The Mennonite Brethren Historical Commission awarded four research grants during its June 21-22 annual meeting in Wichita, Kan.
An MB studies $2,500 project grant was awarded to Abidon Malebe Mubwayel, instructor at the Christian University in Kinshasa, Democratic Republic of Congo, to support editing and completion of his dissertation on symbolic practices and religious language specific to the confessional identity of Mennonite Brethren in DRC.
An Alfred Neufeld $2,000 global church history grant was awarded to Anicka Fast, secretary of the Mennonite World Conference Faith and Life Commission. She is co-editing a book on biographies of Congolese Mennonites. The grant will subsidize printing and distribution costs to make the volume more affordable in Africa.
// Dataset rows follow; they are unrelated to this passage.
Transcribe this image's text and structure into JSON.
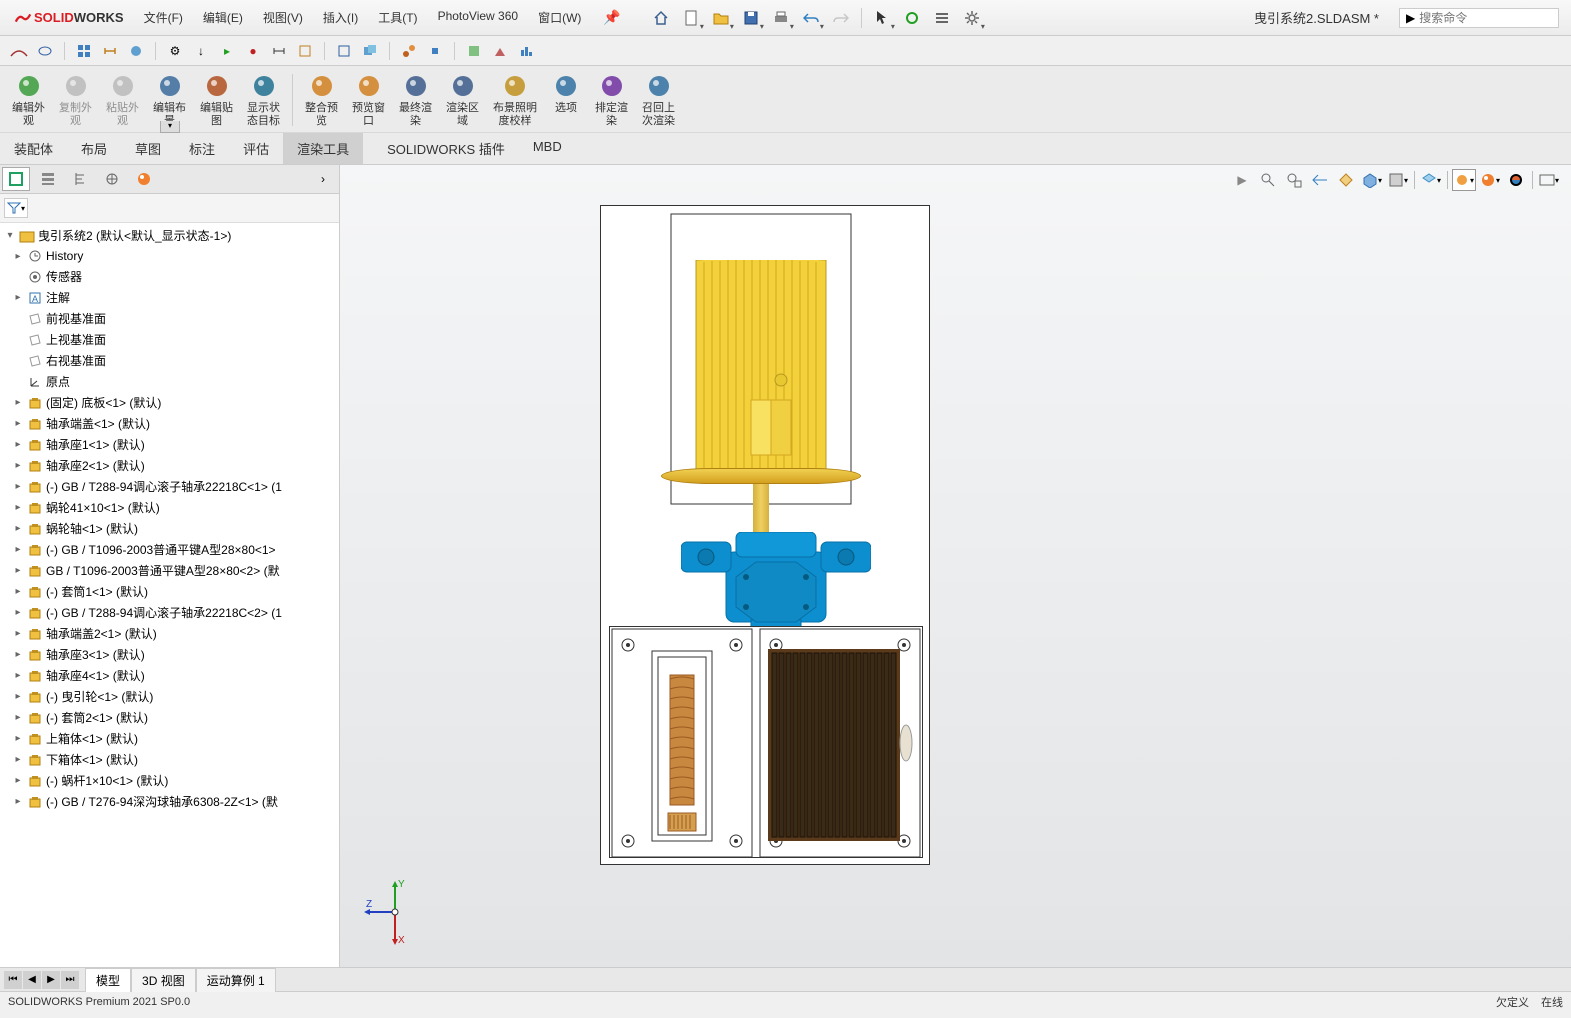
{
  "app": {
    "logo_solid": "SOLID",
    "logo_works": "WORKS",
    "document_title": "曳引系统2.SLDASM *",
    "search_placeholder": "搜索命令"
  },
  "menu": {
    "file": "文件(F)",
    "edit": "编辑(E)",
    "view": "视图(V)",
    "insert": "插入(I)",
    "tools": "工具(T)",
    "photoview": "PhotoView 360",
    "window": "窗口(W)"
  },
  "ribbon": {
    "tools": [
      {
        "label": "编辑外\n观",
        "color": "#3a9b3a"
      },
      {
        "label": "复制外\n观",
        "color": "#888",
        "disabled": true
      },
      {
        "label": "粘贴外\n观",
        "color": "#888",
        "disabled": true
      },
      {
        "label": "编辑布\n景",
        "color": "#3a6b9b"
      },
      {
        "label": "编辑贴\n图",
        "color": "#b05020"
      },
      {
        "label": "显示状\n态目标",
        "color": "#207090"
      },
      {
        "label": "整合预\n览",
        "color": "#d08020"
      },
      {
        "label": "预览窗\n口",
        "color": "#d08020"
      },
      {
        "label": "最终渲\n染",
        "color": "#3a5a8a"
      },
      {
        "label": "渲染区\n域",
        "color": "#3a5a8a"
      },
      {
        "label": "布景照明\n度校样",
        "color": "#c09020"
      },
      {
        "label": "选项",
        "color": "#3070a0"
      },
      {
        "label": "排定渲\n染",
        "color": "#7030a0"
      },
      {
        "label": "召回上\n次渲染",
        "color": "#3070a0"
      }
    ],
    "tabs": {
      "assembly": "装配体",
      "layout": "布局",
      "sketch": "草图",
      "annotate": "标注",
      "evaluate": "评估",
      "render": "渲染工具",
      "addins": "SOLIDWORKS 插件",
      "mbd": "MBD"
    }
  },
  "tree": {
    "root": "曳引系统2  (默认<默认_显示状态-1>)",
    "items": [
      {
        "icon": "history",
        "label": "History",
        "arrow": "▸"
      },
      {
        "icon": "sensor",
        "label": "传感器",
        "arrow": ""
      },
      {
        "icon": "annot",
        "label": "注解",
        "arrow": "▸"
      },
      {
        "icon": "plane",
        "label": "前视基准面",
        "arrow": ""
      },
      {
        "icon": "plane",
        "label": "上视基准面",
        "arrow": ""
      },
      {
        "icon": "plane",
        "label": "右视基准面",
        "arrow": ""
      },
      {
        "icon": "origin",
        "label": "原点",
        "arrow": ""
      },
      {
        "icon": "part",
        "label": "(固定) 底板<1> (默认)",
        "arrow": "▸"
      },
      {
        "icon": "part",
        "label": "轴承端盖<1> (默认)",
        "arrow": "▸"
      },
      {
        "icon": "part",
        "label": "轴承座1<1> (默认)",
        "arrow": "▸"
      },
      {
        "icon": "part",
        "label": "轴承座2<1> (默认)",
        "arrow": "▸"
      },
      {
        "icon": "part",
        "label": "(-) GB / T288-94调心滚子轴承22218C<1> (1",
        "arrow": "▸"
      },
      {
        "icon": "part",
        "label": "蜗轮41×10<1> (默认)",
        "arrow": "▸"
      },
      {
        "icon": "part",
        "label": "蜗轮轴<1> (默认)",
        "arrow": "▸"
      },
      {
        "icon": "part",
        "label": "(-) GB / T1096-2003普通平键A型28×80<1>",
        "arrow": "▸"
      },
      {
        "icon": "part",
        "label": "GB / T1096-2003普通平键A型28×80<2> (默",
        "arrow": "▸"
      },
      {
        "icon": "part",
        "label": "(-) 套筒1<1> (默认)",
        "arrow": "▸"
      },
      {
        "icon": "part",
        "label": "(-) GB / T288-94调心滚子轴承22218C<2> (1",
        "arrow": "▸"
      },
      {
        "icon": "part",
        "label": "轴承端盖2<1> (默认)",
        "arrow": "▸"
      },
      {
        "icon": "part",
        "label": "轴承座3<1> (默认)",
        "arrow": "▸"
      },
      {
        "icon": "part",
        "label": "轴承座4<1> (默认)",
        "arrow": "▸"
      },
      {
        "icon": "part",
        "label": "(-) 曳引轮<1> (默认)",
        "arrow": "▸"
      },
      {
        "icon": "part",
        "label": "(-) 套筒2<1> (默认)",
        "arrow": "▸"
      },
      {
        "icon": "part",
        "label": "上箱体<1> (默认)",
        "arrow": "▸"
      },
      {
        "icon": "part",
        "label": "下箱体<1> (默认)",
        "arrow": "▸"
      },
      {
        "icon": "part",
        "label": "(-) 蜗杆1×10<1> (默认)",
        "arrow": "▸"
      },
      {
        "icon": "part",
        "label": "(-) GB / T276-94深沟球轴承6308-2Z<1> (默",
        "arrow": "▸"
      }
    ]
  },
  "bottom_tabs": {
    "model": "模型",
    "view3d": "3D 视图",
    "motion": "运动算例 1"
  },
  "status": {
    "version": "SOLIDWORKS Premium 2021 SP0.0",
    "underdefined": "欠定义",
    "editing": "在线"
  },
  "colors": {
    "motor_yellow": "#f2d13a",
    "motor_yellow_dark": "#d4a820",
    "housing_blue": "#0d8ecf",
    "housing_blue_dark": "#0670a8",
    "copper": "#c88840",
    "copper_dark": "#9c5a20",
    "frame_line": "#2a2a2a"
  },
  "triad": {
    "x": "X",
    "y": "Y",
    "z": "Z"
  }
}
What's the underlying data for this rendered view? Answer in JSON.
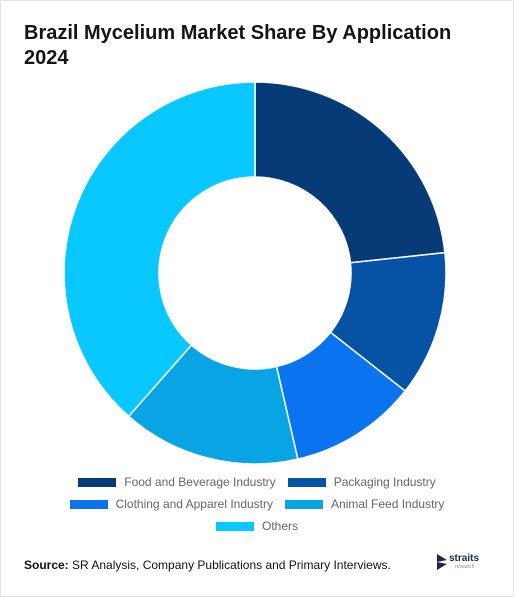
{
  "header": {
    "title": "Brazil Mycelium Market Share By Application 2024"
  },
  "chart_data": {
    "type": "pie",
    "donut": true,
    "categories": [
      "Food and Beverage Industry",
      "Packaging Industry",
      "Clothing and Apparel Industry",
      "Animal Feed Industry",
      "Others"
    ],
    "values": [
      23.3,
      12.3,
      10.8,
      15.1,
      38.5
    ],
    "colors": [
      "#073b78",
      "#0653a6",
      "#0a74f0",
      "#09a4e3",
      "#08c8ff"
    ],
    "legend_position": "bottom"
  },
  "footer": {
    "source_label": "Source:",
    "source_text": " SR Analysis, Company Publications and Primary Interviews.",
    "logo_name": "straits",
    "logo_sub": "research"
  }
}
A $2,000 publication grant was awarded to Arnold Neufeldt-Fast, professor at Tyndale Seminary in Toronto, to help with publication costs for a book on the history of the Fürstenland Mennonite settlement in Ukraine. According to Arnold, from the late 19th to the mid-20th century, “Fürstenland was a place for new beginnings, identity formation and, from start to end, a place for lively debate about what it meant to be Mennonite.”
A Katie Funk Wiebe $1,000 research grant was awarded to Jean-Claude Saki Kavula, director of a Christian peacemaking organization in Kinshasa. He aims to make a church resource book that tells the stories of people resolving conflicts nonviolently within Mennonite churches in DRC.